Le boom mondial de l’intelligence artificielle met Samsung sous pression sur un terrain inattendu: celui du partage des profits. En Corée du Sud, le géant des semi-conducteurs fait face à la menace d’une grève de 18 jours à partir du 21 mai, dans un conflit social qui pourrait affecter l’un des groupes les plus exposés à la ruée mondiale vers la mémoire pour centres de données et serveurs IA.
Pourquoi la tension monte chez Samsung
Selon Reuters, le cœur du différend porte sur les bonus internes. Samsung veut récompenser beaucoup plus généreusement ses salariés de la mémoire, activité qui profite directement de la forte demande liée à l’IA, que les équipes de la logique et de la fonderie, deux branches stratégiques mais moins rentables. Cette asymétrie alimente une fracture sociale grandissante à l’intérieur du groupe.
Reuters évoque un risque de grève impliquant plus de 45 000 salariés et rappelle que JPMorgan estime qu’un conflit prolongé pourrait peser très lourdement sur les profits du groupe. Même si ces scénarios relèvent de projections, ils montrent à quel point Samsung est devenu un maillon critique de la chaîne technologique mondiale.
Ce que disent les autres sources
Associated Press rapporte que des milliers de salariés se sont déjà mobilisés pour réclamer une rémunération jugée plus transparente, la levée de plafonds sur les bonus et une meilleure redistribution des gains tirés de la demande liée à l’intelligence artificielle.
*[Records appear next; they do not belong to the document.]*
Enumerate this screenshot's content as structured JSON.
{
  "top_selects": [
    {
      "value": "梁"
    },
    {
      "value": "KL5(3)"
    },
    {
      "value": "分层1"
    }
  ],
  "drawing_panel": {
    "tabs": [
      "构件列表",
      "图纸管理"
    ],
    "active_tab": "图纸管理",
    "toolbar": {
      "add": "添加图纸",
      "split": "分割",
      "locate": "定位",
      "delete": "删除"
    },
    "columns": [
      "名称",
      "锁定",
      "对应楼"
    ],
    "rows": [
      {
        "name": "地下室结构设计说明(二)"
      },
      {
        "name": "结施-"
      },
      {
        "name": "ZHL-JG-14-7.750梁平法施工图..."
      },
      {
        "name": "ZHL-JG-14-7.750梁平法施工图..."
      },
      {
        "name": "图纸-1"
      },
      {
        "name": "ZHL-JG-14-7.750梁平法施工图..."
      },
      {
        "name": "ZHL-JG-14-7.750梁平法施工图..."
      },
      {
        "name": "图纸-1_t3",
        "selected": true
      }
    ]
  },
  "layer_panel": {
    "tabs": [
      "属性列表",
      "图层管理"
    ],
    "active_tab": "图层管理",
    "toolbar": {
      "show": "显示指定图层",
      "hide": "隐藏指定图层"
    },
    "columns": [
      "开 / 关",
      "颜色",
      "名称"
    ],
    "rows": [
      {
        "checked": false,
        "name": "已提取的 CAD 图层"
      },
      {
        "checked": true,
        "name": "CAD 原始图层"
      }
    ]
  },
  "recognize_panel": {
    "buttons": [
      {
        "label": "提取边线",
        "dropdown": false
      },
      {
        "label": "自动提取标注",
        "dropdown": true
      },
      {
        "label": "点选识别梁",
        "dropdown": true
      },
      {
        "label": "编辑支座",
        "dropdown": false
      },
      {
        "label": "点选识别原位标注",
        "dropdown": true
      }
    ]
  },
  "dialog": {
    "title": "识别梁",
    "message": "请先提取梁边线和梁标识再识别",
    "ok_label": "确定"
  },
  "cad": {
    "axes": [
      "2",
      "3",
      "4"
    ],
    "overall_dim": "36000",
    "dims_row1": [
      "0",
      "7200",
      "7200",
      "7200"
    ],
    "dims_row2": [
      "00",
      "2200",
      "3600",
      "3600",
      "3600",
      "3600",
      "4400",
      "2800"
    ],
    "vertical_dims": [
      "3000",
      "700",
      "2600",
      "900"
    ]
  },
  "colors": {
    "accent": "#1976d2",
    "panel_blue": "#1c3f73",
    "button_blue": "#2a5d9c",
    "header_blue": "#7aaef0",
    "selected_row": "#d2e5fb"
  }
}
L’agence rappelle aussi que la perspective d’un arrêt de travail de 18 jours est brandie par le syndicat si les négociations n’aboutissent pas.
The Korea Herald ajoute que le gouvernement sud-coréen suit le dossier de près en raison de son impact potentiel sur l’économie nationale, les exportations et la chaîne mondiale des puces. Le quotidien souligne que Samsung ne pèse pas seulement dans la mémoire, mais aussi dans des segments stratégiques liés aux composants avancés et aux puces nécessaires à l’écosystème IA.
Un enjeu qui dépasse la simple négociation salariale
Le dossier Samsung illustre une question plus large: qui profite réellement de l’explosion de l’IA ? Les groupes technologiques communiquent sur les gains de productivité, les nouveaux investissements et la demande record pour les infrastructures de calcul. Mais lorsque les profits augmentent très vite dans certaines divisions, la redistribution devient un sujet politique, social et industriel.
Dans le cas de Samsung, la difficulté vient du contraste entre des activités dopées par le marché de la mémoire et d’autres segments qui restent sous pression. La direction défend une logique de rémunération liée à la performance de chaque branche. Les représentants des salariés, eux, estiment qu’un trop grand écart de traitement risquerait d’aggraver les départs, de miner la motivation des équipes et de fragiliser des métiers déjà jugés stratégiques pour l’avenir du groupe.
Pourquoi cela compte pour l’industrie tech
Une perturbation majeure chez Samsung ne concernerait pas uniquement la Corée du Sud. Le groupe reste l’un des acteurs centraux du marché mondial des semi-conducteurs, en particulier sur les mémoires utilisées dans les smartphones, les ordinateurs, les serveurs et les infrastructures d’IA. Toute tension durable sur la production ou sur le climat social peut donc être surveillée de près par les investisseurs, les clients industriels et l’ensemble de l’écosystème technologique.
À court terme, le point clé sera l’issue des discussions avant le 21 mai. Si un compromis est trouvé, Samsung évitera une nouvelle source d’instabilité dans un moment où la demande pour les composants liés à l’IA reste exceptionnelle. Si la grève se matérialise, le dossier pourrait devenir l’un des premiers grands tests sociaux de la nouvelle économie de l’intelligence artificielle.